I had an idea to try to solve the small batch problem in BatchNorm by buffering up enough of mini-batches and then calculating the stats and apply them, every N mini-batches. It didn’t work too well and requires a small lr and will require more GPU RAM to buffer up inputs, which would be a problem since usually users use a small bs when they are short on GPU RAM in first place. But I thought I’d share, in case someone has some creative ideas to improve upon my attempts:
# Based on BatchNorm implementation from 07_batchnorm.ipynb
# This version buffers up until enough mini-batches are gathered to get a good variance measurement.
# with high learning rate this doesn't work, since delaying normalization even by 2 passes often leads to explosion or vanishing of data.
class AccBatchNorm(nn.Module):
def __init__(self, nf, mom=0.1, eps=1e-5):
super().__init__()
self.mom,self.eps = mom,eps
self.mults = nn.Parameter(torch.ones (nf,1,1))
self.adds = nn.Parameter(torch.zeros(nf,1,1))
self.register_buffer('vars', torch.ones(1,nf,1,1))
self.register_buffer('means', torch.zeros(1,nf,1,1))
self.x = None
self.bs_acc = 0
self.bs_goal = 0
def forward(self, x):
if self.training:
with torch.no_grad(): m,v,ok = self.update_stats(x)

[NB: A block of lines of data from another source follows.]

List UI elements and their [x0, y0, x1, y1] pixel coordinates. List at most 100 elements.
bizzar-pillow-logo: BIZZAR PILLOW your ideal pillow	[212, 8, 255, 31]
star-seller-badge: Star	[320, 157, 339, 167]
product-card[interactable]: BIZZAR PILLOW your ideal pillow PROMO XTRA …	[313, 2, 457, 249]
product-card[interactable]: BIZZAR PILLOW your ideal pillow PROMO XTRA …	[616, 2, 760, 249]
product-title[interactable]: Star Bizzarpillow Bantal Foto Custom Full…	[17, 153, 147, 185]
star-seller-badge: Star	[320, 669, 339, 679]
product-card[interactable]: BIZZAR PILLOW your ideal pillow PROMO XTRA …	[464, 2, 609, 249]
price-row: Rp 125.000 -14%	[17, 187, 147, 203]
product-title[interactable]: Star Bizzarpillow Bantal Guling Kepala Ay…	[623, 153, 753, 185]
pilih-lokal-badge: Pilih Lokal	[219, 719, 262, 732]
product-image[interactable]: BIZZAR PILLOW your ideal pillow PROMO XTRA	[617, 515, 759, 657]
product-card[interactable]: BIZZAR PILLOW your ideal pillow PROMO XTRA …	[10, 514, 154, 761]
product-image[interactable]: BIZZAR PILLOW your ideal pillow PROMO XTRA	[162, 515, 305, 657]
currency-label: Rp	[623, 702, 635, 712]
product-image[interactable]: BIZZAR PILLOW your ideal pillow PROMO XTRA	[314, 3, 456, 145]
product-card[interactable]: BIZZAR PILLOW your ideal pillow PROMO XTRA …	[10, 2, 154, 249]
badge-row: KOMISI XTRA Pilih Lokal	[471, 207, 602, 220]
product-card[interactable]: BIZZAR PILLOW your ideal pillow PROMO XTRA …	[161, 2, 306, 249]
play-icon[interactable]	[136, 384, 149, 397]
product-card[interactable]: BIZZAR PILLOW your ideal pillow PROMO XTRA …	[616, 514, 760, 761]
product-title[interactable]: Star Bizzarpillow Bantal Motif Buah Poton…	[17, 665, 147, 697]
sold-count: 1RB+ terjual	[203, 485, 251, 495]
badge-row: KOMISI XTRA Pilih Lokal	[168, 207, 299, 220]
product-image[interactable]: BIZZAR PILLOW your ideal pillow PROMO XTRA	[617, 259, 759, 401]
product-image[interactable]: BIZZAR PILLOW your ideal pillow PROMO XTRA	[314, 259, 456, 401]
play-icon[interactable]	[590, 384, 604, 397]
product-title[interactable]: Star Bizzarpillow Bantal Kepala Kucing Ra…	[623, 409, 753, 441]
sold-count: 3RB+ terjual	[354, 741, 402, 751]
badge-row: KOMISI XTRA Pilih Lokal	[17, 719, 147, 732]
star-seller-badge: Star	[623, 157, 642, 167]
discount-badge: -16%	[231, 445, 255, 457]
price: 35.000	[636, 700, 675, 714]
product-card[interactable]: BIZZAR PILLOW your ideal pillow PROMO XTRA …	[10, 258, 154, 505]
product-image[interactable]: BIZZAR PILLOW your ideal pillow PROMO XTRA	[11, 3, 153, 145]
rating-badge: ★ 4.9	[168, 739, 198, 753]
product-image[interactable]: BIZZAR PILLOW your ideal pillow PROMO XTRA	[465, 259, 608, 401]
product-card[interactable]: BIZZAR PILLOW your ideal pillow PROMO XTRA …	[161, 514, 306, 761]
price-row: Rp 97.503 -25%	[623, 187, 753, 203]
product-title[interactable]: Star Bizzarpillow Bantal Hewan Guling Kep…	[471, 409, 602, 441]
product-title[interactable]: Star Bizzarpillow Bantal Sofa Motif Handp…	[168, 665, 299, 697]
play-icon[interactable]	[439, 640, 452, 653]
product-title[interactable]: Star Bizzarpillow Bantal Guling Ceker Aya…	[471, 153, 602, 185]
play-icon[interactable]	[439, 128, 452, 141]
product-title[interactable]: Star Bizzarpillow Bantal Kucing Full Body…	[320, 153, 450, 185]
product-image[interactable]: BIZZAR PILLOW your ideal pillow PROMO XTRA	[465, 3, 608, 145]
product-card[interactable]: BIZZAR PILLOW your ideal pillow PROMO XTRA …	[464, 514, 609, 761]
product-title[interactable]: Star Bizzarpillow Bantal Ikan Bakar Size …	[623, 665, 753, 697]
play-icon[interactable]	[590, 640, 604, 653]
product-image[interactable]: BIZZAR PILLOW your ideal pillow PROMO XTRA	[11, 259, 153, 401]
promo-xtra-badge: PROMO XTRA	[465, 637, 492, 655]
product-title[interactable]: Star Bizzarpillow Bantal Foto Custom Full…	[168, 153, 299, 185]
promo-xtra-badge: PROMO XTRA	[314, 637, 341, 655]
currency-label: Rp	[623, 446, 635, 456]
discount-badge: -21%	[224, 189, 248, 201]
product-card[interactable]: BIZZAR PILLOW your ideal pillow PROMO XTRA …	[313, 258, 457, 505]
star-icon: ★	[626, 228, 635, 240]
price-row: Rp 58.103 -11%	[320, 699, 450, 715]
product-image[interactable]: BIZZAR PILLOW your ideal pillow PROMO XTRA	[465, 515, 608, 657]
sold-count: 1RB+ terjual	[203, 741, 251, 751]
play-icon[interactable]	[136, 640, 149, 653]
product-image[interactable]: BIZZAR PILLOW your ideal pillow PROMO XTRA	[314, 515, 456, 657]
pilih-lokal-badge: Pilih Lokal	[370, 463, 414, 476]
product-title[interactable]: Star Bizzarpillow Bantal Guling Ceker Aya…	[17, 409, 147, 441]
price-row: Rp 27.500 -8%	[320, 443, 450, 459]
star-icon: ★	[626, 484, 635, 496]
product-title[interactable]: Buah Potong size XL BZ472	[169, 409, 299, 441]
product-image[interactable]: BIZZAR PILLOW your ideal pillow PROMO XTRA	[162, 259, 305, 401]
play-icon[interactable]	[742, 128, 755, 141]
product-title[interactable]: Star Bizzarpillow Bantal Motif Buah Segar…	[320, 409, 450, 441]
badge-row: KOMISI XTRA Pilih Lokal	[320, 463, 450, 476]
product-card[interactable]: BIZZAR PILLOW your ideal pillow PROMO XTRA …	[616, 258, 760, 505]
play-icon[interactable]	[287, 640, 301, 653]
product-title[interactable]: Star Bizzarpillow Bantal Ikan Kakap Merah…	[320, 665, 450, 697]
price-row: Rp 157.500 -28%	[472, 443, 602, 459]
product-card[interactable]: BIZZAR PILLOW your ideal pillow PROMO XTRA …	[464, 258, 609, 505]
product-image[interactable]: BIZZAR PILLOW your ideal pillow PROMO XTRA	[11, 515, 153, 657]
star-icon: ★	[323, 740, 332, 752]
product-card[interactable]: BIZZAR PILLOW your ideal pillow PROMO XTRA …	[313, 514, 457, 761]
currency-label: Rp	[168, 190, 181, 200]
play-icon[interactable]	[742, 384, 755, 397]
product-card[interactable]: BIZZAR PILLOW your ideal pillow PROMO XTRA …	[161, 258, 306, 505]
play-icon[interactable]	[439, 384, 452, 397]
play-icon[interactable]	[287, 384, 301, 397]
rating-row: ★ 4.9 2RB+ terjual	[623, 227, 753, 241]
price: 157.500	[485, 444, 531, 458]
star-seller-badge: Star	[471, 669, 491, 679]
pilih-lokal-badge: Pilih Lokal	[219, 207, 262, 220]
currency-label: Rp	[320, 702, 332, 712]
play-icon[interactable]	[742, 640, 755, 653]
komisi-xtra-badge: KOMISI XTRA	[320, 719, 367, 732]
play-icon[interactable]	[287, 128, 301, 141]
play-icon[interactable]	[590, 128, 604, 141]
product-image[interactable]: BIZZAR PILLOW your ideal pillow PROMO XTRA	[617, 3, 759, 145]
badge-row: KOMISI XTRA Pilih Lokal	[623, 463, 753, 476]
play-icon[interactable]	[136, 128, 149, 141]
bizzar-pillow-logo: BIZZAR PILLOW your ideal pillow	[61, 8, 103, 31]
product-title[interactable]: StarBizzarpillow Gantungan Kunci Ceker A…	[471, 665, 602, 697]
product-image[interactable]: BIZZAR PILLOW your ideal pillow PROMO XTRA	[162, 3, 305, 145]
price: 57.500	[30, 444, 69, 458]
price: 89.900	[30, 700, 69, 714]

if not ok: return x*self.mults + self.adds
else: m,v = self.means,self.vars
x = (x-m) / (v+self.eps).sqrt()
return x*self.mults + self.adds
def update_stats(self, x):
bs,nc,*_ = x.shape
if not self.bs_goal:
proportion = 4 # max 4 forward runs w/o updates (except bs=1, 8 runs)
bs_min,bs_max = 8,256
bs_goal = bs*4
if bs_goal > bs_max: bs_goal = bs_max
if bs_goal < bs_min: bs_goal = bs_min
print(f"got bs={bs}, use bs_goal={bs_goal}")
self.bs_goal = bs_goal
if bs < self.bs_goal:
if self.x is None: self.x = x
else: self.x = torch.cat([self.x, x])
self.bs_acc += bs
if self.bs_acc < self.bs_goal: return None, None, False
m = self.x.mean((0,2,3), keepdim=True)
v = self.x.var ((0,2,3), keepdim=True)
# reset buffers
self.bs_acc = 0
self.x = None
else:
m = x.mean((0,2,3), keepdim=True)
v = x.var ((0,2,3), keepdim=True)
self.means.lerp_(m, self.mom)
self.vars.lerp_ (v, self.mom)
return m, v, True
I tried a bunch of different workarounds so if you are inspired to make suggestions please consider to try them in action first Just put it in the 07th nb and run it, substituting BatchNorm
with AccBatchNorm
inside conv_rbn
.
And if you don’t want to read through it, the TLDR version is:
def update_stats(self, x):
if not enough buffer up:
if self.x is None: self.x = x
else: self.x = torch.cat([self.x, x])
return early
else:
as in BN-original
Another idea I had is to calculate variance and buffer mini-batches up until it’s good enough (according to some threshold), but I think it’d have the same problem as this version, since while data is getting buffered up and BN is being delayed meanwhile gradients tend to blow up or disappear within a few mini-batches of non-action. So a very low lr is required.